When we talk about performance degradation in WordPress, we generally mean tens of thousands of files per folder. The majority of WordPress sites don’t publish that number of files, so performance won’t be a concern. Even if you have a large number of media files, you should consider serving these through a dedicated storage service and CDN to shift the load away from your web server.

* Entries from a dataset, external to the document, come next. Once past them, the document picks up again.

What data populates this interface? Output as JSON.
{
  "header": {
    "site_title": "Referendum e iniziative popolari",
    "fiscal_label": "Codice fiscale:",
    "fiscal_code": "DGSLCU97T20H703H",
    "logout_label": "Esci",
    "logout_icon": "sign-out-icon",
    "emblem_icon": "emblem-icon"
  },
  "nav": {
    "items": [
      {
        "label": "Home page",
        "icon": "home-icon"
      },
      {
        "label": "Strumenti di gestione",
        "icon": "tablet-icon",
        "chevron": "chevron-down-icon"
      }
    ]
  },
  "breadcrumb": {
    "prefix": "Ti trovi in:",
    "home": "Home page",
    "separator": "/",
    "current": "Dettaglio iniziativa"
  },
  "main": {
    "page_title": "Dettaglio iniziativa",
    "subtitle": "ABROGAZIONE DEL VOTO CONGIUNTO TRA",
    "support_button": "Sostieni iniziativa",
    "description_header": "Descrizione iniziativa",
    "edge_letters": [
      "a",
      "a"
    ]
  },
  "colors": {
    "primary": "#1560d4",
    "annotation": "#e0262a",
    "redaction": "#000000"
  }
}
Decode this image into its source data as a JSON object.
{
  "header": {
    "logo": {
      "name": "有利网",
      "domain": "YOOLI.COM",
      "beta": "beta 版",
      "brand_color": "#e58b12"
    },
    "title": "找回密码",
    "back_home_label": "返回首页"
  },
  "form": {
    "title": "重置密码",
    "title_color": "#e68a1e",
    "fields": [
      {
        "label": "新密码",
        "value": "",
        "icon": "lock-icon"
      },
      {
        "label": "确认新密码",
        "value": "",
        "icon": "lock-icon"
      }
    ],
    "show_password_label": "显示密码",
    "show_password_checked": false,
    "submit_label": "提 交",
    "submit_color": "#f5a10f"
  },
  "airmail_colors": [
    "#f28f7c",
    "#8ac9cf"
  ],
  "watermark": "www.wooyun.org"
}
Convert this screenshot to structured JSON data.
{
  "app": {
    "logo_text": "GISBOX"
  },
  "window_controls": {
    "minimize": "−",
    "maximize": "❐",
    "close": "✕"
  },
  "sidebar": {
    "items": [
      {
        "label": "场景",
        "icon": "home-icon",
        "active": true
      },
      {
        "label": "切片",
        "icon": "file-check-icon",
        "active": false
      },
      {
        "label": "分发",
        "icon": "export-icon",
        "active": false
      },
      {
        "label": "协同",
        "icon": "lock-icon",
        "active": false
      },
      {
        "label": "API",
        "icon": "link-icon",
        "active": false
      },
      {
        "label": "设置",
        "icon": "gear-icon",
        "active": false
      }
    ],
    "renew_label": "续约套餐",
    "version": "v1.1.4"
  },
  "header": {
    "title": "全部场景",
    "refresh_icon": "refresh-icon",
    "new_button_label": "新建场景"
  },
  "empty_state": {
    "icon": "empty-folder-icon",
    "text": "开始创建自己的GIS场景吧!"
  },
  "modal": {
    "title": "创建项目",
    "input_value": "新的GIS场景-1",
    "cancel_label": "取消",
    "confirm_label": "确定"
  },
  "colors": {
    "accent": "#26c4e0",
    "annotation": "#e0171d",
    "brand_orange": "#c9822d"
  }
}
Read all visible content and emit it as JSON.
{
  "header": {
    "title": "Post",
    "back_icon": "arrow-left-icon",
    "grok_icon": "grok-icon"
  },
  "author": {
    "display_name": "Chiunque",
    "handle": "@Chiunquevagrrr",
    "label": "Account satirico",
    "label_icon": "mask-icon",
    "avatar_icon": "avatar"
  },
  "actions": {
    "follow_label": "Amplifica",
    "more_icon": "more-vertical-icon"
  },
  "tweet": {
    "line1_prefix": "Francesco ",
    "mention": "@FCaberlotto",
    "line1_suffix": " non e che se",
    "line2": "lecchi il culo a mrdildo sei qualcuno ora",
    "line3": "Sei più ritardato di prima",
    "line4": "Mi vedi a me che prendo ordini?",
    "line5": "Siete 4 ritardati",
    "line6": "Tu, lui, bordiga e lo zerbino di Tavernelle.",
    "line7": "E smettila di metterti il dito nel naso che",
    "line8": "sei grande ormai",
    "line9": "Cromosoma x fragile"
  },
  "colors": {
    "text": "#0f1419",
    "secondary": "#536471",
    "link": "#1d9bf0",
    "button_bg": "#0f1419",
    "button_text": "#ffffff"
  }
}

We can help with website performance if you’re experiencing issues with your WordPress website.

Website maintenance

One of the main issues with using dates in URLs is that it can create extra work with updating static content on your WordPress website. These include logos, Open Graph images, images linked in email templates, backlinks to media from other websites and so on. With date URLs active, updating media will also change the media URL, and that means breaking the file path for anything that relies on it. The exception is where the change is made in the same year and month as the original media, the filename is the same and provided the original media is deleted before uploading the replacement. If not, you’ll need to update every system that points to the media to keep things intact, and that can be a nuisance.

Recommendations

Enable Media Replace plugin

The Enable Media Replace plugin by ShortPixel can be a real time saver. It allows you to replace existing media files in WordPress without changing the URL. The plugin integrates directly with the WordPress Media Library and is compatible with major caching plugins like WP Rocket and image optimisation plugins like Short Pixel Image Optimiser.

Mixed settings

A feature of the Organise my uploads into month- and year-based folders option in WordPress is that it only applies as media is uploaded. This provides a level of control that enables you to deal with static media, such as logos, differently from other media content.

When first building your website, upload common static media with the setting disabled so they won’t save to a dated folder. For all other media, you can upload with the setting enabled. If you need to update media that doesn’t have a date URL, disable the setting again before you add the replacement.